The trends are reflective of the inevitable prevalence of internet banking. Bank of Korea data indicates that internet banking or mobile banking took up 80.6 percent of all bank inquiries in December of last year, while ATM or face-to-face transactions only amounted to 15.5 percent.
However, not everyone benefits from the convenience that new banking technology offers, namely the elderly, who still find it much more comfortable to do their banking business the traditional way.
Some South Korean banks faced strong opposition from locals after announcing they would be shuttering some branches. In February, a credit union cancelled plans to close down a branch – situated right between two senior community centers in North Chungcheong Province – after failing to convince the residents protesting the decision of the necessity of the closure.
But for most of the elderly, the shift away from the traditional banking system is an insurmountable complication.
“Now, I have to walk about a kilometer to go to the closest bank,” said 68-year-old Shim from Bundang District, Seongnam. According to Shim, three bank branches in her neighborhood closed down in the past three years. “I have bad knees. And since I can’t walk too well, I either have to take a cab or the subway.”

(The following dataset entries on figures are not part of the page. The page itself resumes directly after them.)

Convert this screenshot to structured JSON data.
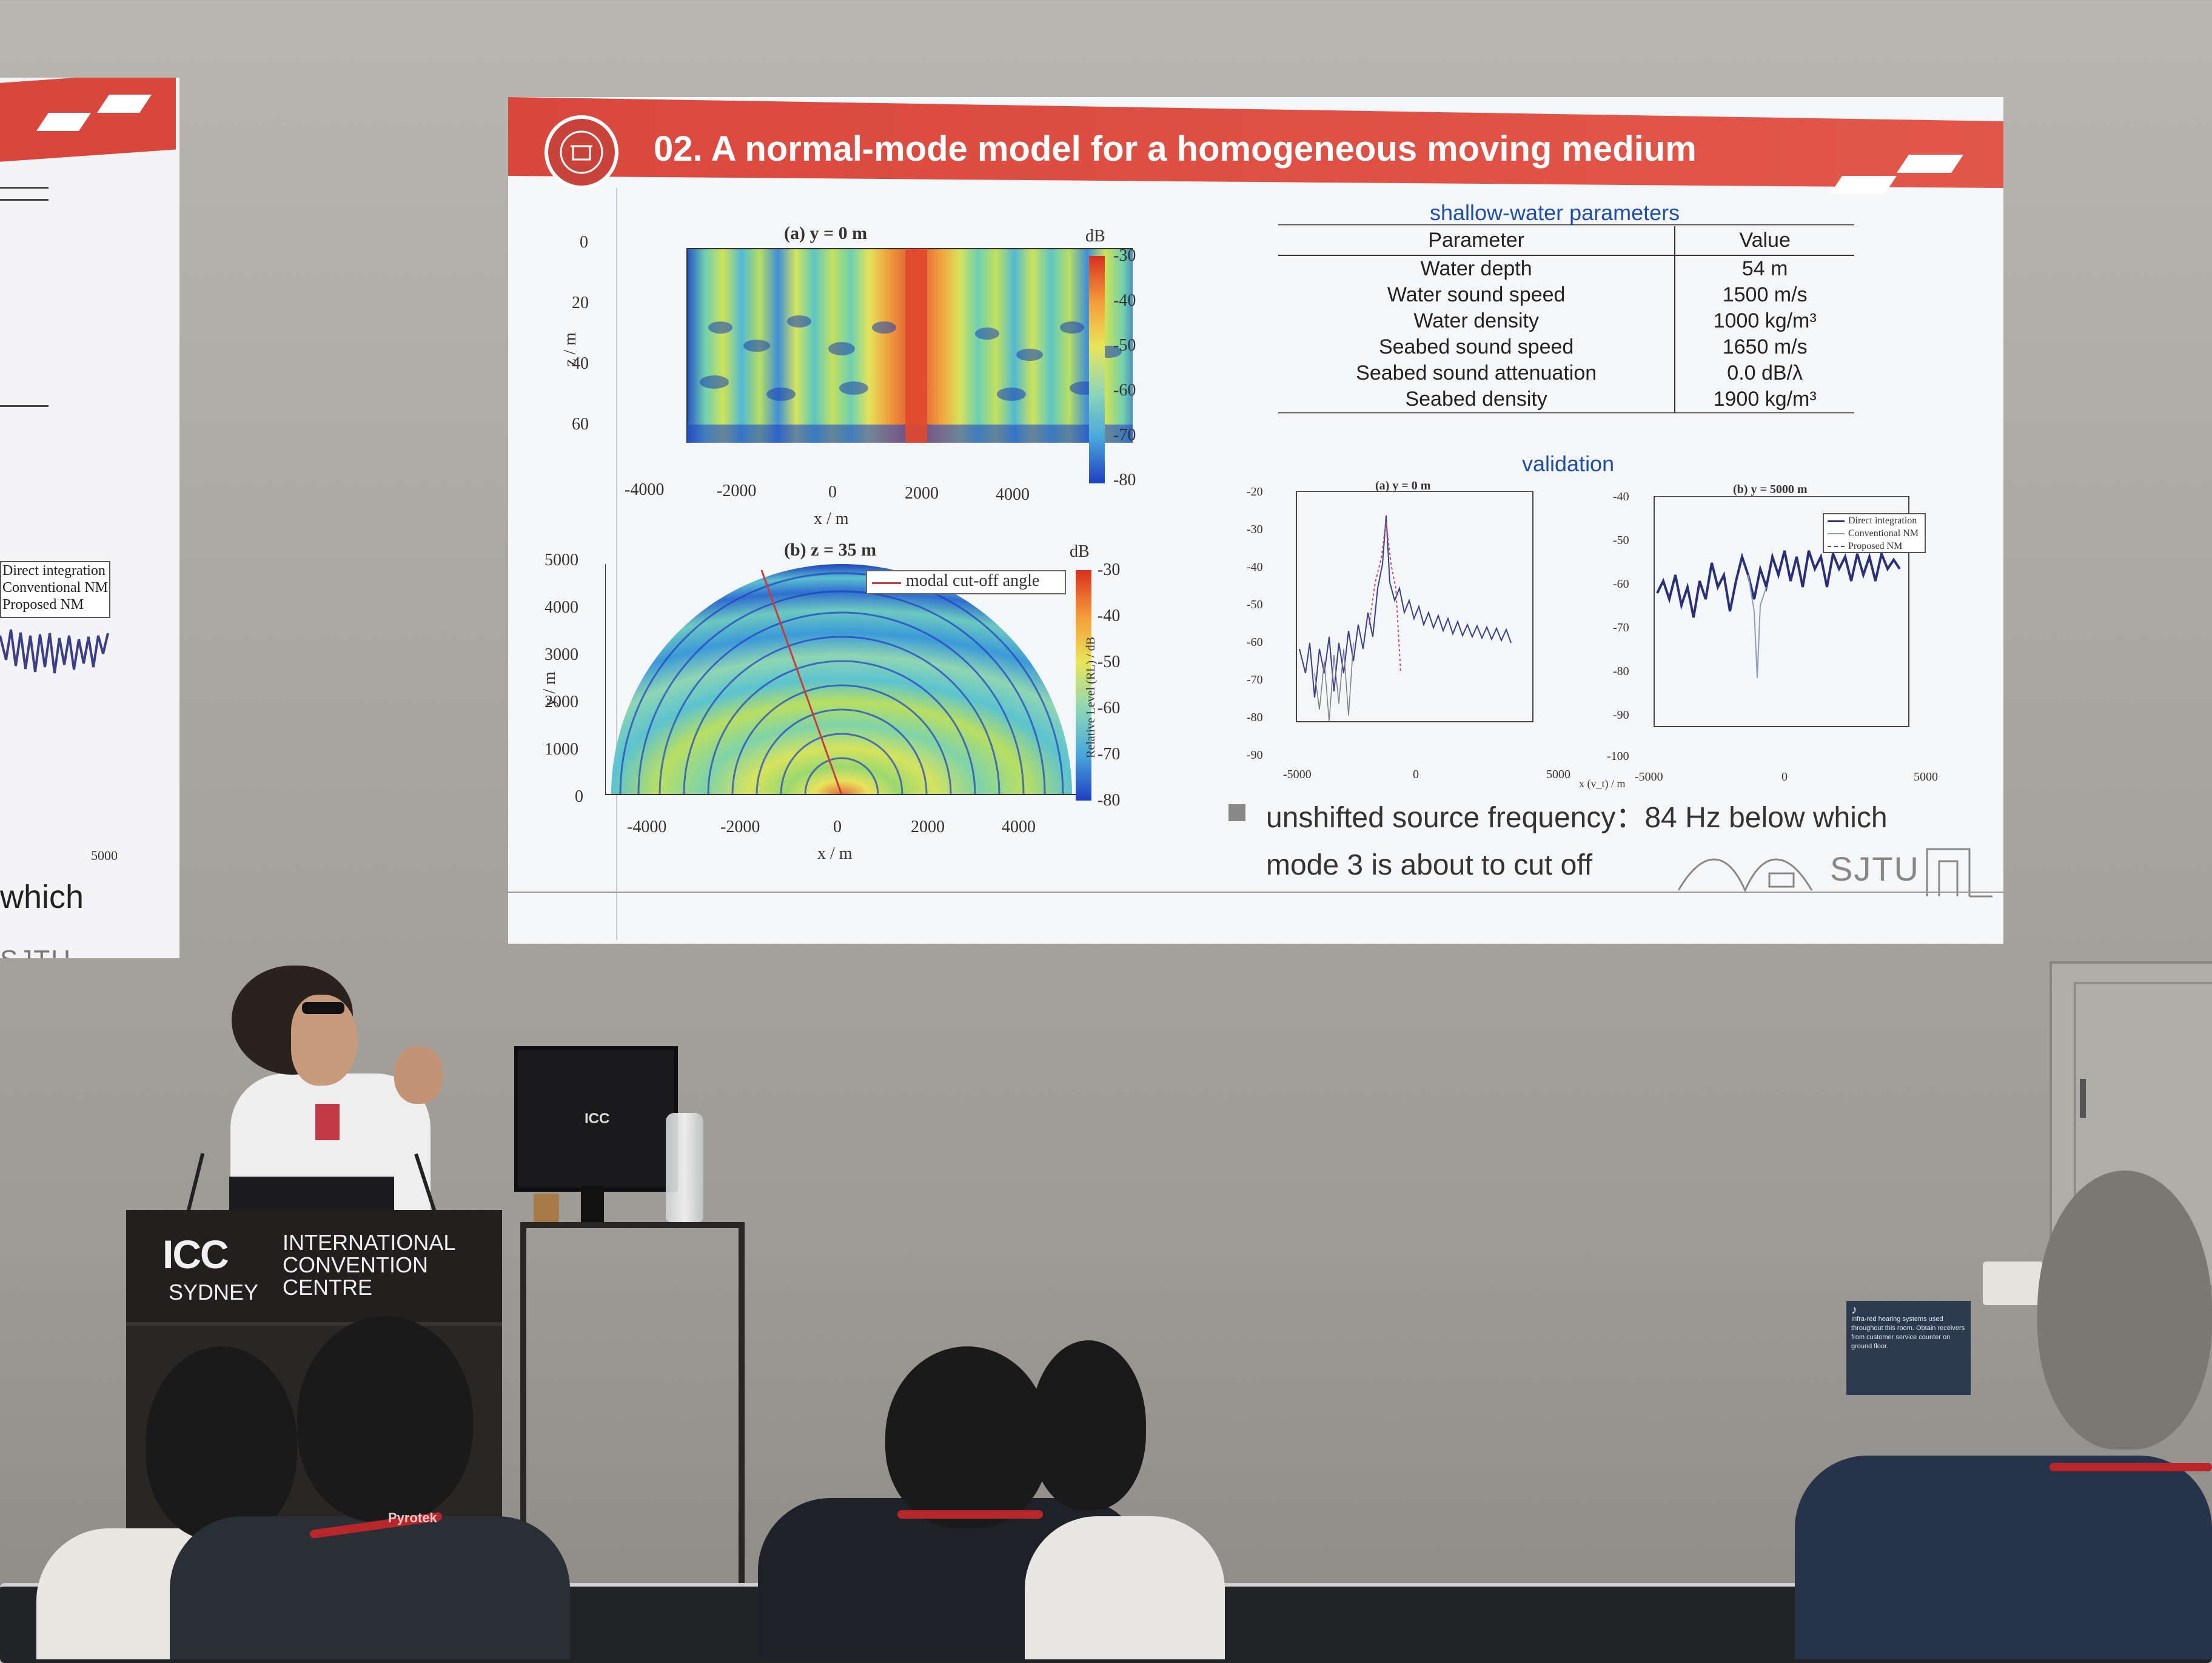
{
  "left_screen": {
    "legend": [
      "Direct integration",
      "Conventional NM",
      "Proposed NM"
    ],
    "tick_label": "5000",
    "word": "which",
    "logo_text": "SJTU"
  },
  "slide": {
    "title": "02. A normal-mode model for a homogeneous moving medium",
    "logo_text": "SJTU",
    "fig_a": {
      "title": "(a) y = 0 m",
      "xlabel": "x / m",
      "ylabel": "z / m",
      "xticks": [
        "-4000",
        "-2000",
        "0",
        "2000",
        "4000"
      ],
      "yticks": [
        "0",
        "20",
        "40",
        "60"
      ],
      "colorbar_unit": "dB",
      "colorbar_ticks": [
        "-30",
        "-40",
        "-50",
        "-60",
        "-70",
        "-80"
      ]
    },
    "fig_b": {
      "title": "(b) z = 35 m",
      "xlabel": "x / m",
      "ylabel": "y / m",
      "xticks": [
        "-4000",
        "-2000",
        "0",
        "2000",
        "4000"
      ],
      "yticks": [
        "5000",
        "4000",
        "3000",
        "2000",
        "1000",
        "0"
      ],
      "legend": "modal cut-off angle",
      "colorbar_unit": "dB",
      "colorbar_ticks": [
        "-30",
        "-40",
        "-50",
        "-60",
        "-70",
        "-80"
      ]
    },
    "table": {
      "caption": "shallow-water parameters",
      "headers": [
        "Parameter",
        "Value"
      ],
      "rows": [
        [
          "Water depth",
          "54 m"
        ],
        [
          "Water sound speed",
          "1500 m/s"
        ],
        [
          "Water density",
          "1000 kg/m³"
        ],
        [
          "Seabed sound speed",
          "1650 m/s"
        ],
        [
          "Seabed sound attenuation",
          "0.0 dB/λ"
        ],
        [
          "Seabed density",
          "1900 kg/m³"
        ]
      ]
    },
    "validation": {
      "title": "validation",
      "panel_a_title": "(a) y = 0 m",
      "panel_b_title": "(b) y = 5000 m",
      "ylabel": "Relative Level (RL) / dB",
      "xlabel": "x (v_t) / m",
      "yticks_a": [
        "-20",
        "-30",
        "-40",
        "-50",
        "-60",
        "-70",
        "-80",
        "-90"
      ],
      "yticks_b": [
        "-40",
        "-50",
        "-60",
        "-70",
        "-80",
        "-90",
        "-100"
      ],
      "xticks": [
        "-5000",
        "0",
        "5000"
      ],
      "legend": [
        "Direct integration",
        "Conventional NM",
        "Proposed NM"
      ]
    },
    "bullet": "unshifted source frequency：84 Hz below which mode 3 is about to cut off"
  },
  "podium": {
    "logo": "ICC",
    "city": "SYDNEY",
    "name_lines": [
      "INTERNATIONAL",
      "CONVENTION",
      "CENTRE"
    ]
  },
  "monitor_logo": "ICC",
  "lanyard_brand": "Pyrotek",
  "sign_text": "Infra-red hearing systems used throughout this room. Obtain receivers from customer service counter on ground floor."
}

The elderly are those most isolated from the world of internet banking, with usage rates lowest for older age groups. In 2016, only 14 percent of 60-somethings took advantage of online banking services, while the rate was 4.3 percent for those in their 70s and higher. Those in their 50s also showed a disappointing rate at 42.5 percent, while 20, 30 and 40-somethings had rates of 79.8 percent, 88.1 percent and 73.5 percent, respectively.
Bigger problems arise when banks try to make up for their declining revenue from operating brick-and-mortar branches by charging additional fees for offline transactions.
Citibank Korea introduced in March a new savings account that charges account holders 5,000 won ($4.4) each month (for customers holding less than 10 million won in deposits), a fee that is exempted for customers making exclusive use of the bank’s online platform.
Similarly, KB Kookmin Bank also plans to charge fees for deposits and withdrawals at its brick-and-mortar branches, again with the exception of customers using online banking.
Such measures can only aggravate the sense of alienation and deprivation that the elderly already feel with less and less accessibility to banks, experts say.
“We’re living in an age of smart banking but also of longevity,” said Kang Hyung-koo, director of finance at the Korea Finance Consumer Federation. “Financial institutions must make more efforts to ease the burdens of not only the elderly but the socially disadvantaged in general.”